Sorry, dem Unsinn kann ich mich ganz und gar nicht anschließen. Hier hatte niemand vor 8 Jahre eine große unternehmerische Vision! Die Wahrheit ist, dass in Harvard eine offizielle Online-Umsetzung der gedruckten Studenten-Jahrgangsverzeichnisse auf datenschutzrechtliche Bedenken stieß und sich verzögerte.
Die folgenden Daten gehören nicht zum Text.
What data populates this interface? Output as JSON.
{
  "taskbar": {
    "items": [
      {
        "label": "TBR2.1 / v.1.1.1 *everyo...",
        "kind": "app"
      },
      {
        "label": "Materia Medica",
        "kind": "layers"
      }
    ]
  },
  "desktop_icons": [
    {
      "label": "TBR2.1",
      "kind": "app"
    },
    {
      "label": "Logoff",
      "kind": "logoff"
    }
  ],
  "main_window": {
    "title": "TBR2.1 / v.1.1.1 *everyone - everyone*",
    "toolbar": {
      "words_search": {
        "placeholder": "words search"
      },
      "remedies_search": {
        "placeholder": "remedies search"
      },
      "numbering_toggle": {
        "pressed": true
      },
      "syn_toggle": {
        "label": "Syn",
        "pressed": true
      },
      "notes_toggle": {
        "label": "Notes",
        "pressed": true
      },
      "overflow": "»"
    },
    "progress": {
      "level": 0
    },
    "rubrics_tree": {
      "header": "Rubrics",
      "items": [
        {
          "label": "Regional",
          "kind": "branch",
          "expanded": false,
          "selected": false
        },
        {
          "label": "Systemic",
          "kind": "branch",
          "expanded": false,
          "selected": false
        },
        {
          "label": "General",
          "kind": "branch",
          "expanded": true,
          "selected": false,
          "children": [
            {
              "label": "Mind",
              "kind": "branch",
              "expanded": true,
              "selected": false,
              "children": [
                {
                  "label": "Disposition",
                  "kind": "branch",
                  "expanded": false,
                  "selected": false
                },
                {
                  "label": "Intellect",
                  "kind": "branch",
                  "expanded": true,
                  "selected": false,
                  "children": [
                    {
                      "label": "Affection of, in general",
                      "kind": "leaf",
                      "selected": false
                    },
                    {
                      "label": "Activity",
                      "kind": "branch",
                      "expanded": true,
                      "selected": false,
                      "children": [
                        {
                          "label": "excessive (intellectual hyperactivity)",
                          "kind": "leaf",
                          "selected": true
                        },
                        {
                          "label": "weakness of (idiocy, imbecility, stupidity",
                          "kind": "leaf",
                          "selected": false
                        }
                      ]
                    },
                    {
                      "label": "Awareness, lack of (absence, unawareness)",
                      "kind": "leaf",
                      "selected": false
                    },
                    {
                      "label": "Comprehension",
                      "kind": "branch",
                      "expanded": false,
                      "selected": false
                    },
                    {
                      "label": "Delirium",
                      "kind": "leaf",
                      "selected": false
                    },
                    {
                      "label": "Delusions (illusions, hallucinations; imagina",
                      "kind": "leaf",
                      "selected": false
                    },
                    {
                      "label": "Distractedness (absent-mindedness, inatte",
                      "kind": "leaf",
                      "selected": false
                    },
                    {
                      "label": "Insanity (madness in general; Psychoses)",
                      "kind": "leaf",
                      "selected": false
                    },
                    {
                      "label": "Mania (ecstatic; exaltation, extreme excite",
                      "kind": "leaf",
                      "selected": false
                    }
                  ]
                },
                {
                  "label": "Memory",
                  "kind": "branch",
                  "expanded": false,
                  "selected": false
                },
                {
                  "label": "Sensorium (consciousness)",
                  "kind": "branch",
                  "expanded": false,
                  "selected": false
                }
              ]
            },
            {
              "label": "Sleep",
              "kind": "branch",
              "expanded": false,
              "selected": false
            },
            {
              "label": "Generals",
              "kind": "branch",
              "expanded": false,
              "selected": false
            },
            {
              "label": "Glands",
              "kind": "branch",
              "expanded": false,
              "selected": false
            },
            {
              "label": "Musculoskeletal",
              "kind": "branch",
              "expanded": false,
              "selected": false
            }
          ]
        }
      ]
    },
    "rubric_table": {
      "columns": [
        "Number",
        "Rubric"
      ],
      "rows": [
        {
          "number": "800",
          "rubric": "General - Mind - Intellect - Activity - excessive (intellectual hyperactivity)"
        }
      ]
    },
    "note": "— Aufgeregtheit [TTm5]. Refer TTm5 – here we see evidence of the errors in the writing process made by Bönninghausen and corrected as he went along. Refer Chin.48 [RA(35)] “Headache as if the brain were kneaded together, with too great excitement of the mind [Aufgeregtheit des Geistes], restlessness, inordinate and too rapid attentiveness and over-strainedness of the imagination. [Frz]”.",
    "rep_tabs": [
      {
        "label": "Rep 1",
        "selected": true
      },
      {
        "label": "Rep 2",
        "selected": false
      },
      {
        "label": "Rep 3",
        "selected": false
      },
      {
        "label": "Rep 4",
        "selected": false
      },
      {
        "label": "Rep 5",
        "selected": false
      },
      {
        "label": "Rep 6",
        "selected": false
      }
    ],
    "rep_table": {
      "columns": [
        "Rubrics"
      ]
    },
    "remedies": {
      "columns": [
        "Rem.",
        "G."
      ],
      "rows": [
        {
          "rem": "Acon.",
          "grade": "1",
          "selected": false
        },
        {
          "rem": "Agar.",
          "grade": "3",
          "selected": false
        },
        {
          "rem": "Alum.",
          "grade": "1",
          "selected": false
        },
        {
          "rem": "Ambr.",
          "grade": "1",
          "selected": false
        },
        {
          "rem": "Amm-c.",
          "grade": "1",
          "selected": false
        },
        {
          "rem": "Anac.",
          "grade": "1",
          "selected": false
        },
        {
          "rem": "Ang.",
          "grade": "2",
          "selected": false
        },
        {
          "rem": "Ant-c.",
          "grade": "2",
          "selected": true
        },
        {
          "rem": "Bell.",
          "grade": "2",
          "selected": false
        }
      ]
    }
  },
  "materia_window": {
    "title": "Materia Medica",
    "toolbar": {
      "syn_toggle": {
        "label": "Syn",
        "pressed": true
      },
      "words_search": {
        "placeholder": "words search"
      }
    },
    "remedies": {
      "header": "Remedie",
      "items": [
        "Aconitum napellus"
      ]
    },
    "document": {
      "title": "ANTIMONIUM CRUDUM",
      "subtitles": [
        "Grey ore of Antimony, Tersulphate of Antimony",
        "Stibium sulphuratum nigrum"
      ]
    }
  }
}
Zuckerberg nutzte das aus und gestaltete mehr aus voyeuristischem Spieltrieb heraus ein simples Programm mit dem er vor allem Fotos verschiedener Studentinnen ohne deren Erlaubnis ins Netz stellte und die Besucher der Seite aufforderte, ihre Weiblichkeiten anhand der Fotos nach "hot or not hot" zu bewerten. Nach massiven Protesten über dieses vor allem wegen massiven Datenschutzverstoßes rechtlich höchst bedenkliche, unausgereifte und spätpubertäre Vorgehen, musste Zuckerberg die Seite wenige Tage später abschalten. Dennoch: Nach einer Reihe von Umgestaltungen der Seite wurde sie für Harvard und später für die USA freigegeben. Die Community dieses Online "Poesiealbums" entwickelte ihre eigene ungeplante Dynamik, die sogar Zuckerberg mehr als überraschte. Nicht Zuckerberg - die Fans von Facebook waren die Welle, die das Netzwerk zu immer neuen Nutzungsanwendungen trieb. Zuckerberg hat sie genutzt. Nicht mehr und nicht weniger...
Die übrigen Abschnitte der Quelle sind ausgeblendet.